Рикардо про себя усмехнулся наивности Фернандо, а потом подумал, что все они тут в безвыходном положении и каждый ищет выход, как может.

Он размахнулся и нанес первый удар мачете по лиане. Но тут же в кустах что-то зашуршало: раздвинув ветки, прямо возле Рикардо появилась Каталина. Рикардо не видел ее с той самой ночи, когда луна с красным пятном перебудоражила всю деревню и Каталина, мучаясь бессонницей, стояла на крылечке в короткой ночной рубашке... Он смотрел на нее, она на него...

— Я ищу Фернандо, — сообщила Каталина.

— Они с Антонио обмерили полосу и ушли, — ответил Рикардо, лицо его при этом было спокойно, голос ровен.

— Вот уж не думала, что ты станешь поденщиком, — продолжала Каталина.

— Деньги нужны, вот и работаю на твоего доктора, — так же спокойно отозвался Рикардо.

— А для чего тебе вдруг так срочно понадобились деньги? — полюбопытствовала Каталина.

— Хочу построить лодку, купить у твоего отца мотор и поскорее убраться из этого поселка.

— Ты уезжаешь, потому что уезжаю я? Впрочем, зачем я спрашиваю? Я же знаю, что ты все равно или не ответишь мне, или соврешь.

— Я уезжаю, потому что ты разрушила мою жизнь, Каталина Миранда! — вдруг неожиданно прямо и жестко ответил Рикардо.

Каталина, которой так хотелось услышать откровенное признание Рикардо, услышав его, почувствовала себя вконец несчастной. Вот ведь как выходит: она разрушила его жизнь, а теперь разрушает свою... Почему она так подумала, она и сама не знала.

— Поздно уже, пора возвращаться, я пойду, — после затянувшегося молчания наконец сказала она.

— Ты мне не ответила, — окликнул ее Рикардо.

— И не отвечу, — отозвалась Каталина.

Она сделала шаг, споткнулась о лежавший на земле чурбачок и, упав, вскрикнула.

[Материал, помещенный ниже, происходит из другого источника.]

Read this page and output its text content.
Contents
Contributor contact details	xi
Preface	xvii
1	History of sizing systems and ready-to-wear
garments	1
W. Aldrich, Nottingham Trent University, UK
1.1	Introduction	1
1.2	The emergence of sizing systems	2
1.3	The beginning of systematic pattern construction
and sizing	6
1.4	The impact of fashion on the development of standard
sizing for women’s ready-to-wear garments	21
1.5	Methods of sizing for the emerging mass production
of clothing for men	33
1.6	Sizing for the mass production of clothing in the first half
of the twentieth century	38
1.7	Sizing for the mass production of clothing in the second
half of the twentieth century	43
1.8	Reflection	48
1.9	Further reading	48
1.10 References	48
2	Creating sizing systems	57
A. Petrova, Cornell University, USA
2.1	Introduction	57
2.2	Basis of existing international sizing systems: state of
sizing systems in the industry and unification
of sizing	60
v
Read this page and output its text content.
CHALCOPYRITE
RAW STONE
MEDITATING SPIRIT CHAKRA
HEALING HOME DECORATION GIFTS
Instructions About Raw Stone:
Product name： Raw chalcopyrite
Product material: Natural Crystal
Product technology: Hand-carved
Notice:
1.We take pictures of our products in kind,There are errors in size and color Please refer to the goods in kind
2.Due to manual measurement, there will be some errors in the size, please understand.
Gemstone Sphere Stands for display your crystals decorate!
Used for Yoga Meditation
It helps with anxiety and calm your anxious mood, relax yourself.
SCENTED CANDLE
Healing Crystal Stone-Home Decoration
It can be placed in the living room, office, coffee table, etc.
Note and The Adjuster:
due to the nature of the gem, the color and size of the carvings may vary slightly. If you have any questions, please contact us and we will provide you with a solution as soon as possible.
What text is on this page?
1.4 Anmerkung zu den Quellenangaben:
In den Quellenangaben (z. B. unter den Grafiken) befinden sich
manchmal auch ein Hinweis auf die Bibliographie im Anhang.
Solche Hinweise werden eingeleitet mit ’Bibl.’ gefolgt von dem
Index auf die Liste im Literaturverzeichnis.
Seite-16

Попыталась подняться и не смогла.

Рикардо бросился к ней. Каталина попробовала еще раз встать и сморщилась от боли.

— Нога, — пожаловалась она, — нога...

— Вывих, — определил Рикардо, — потерпи, сейчас поправим. — Он дернул ногу, и Каталина вскрикнула. — Ну вот и все. Теперь давай вставай.

Нога, конечно, болела, но Каталина встала и даже слегка наступила на больную ногу.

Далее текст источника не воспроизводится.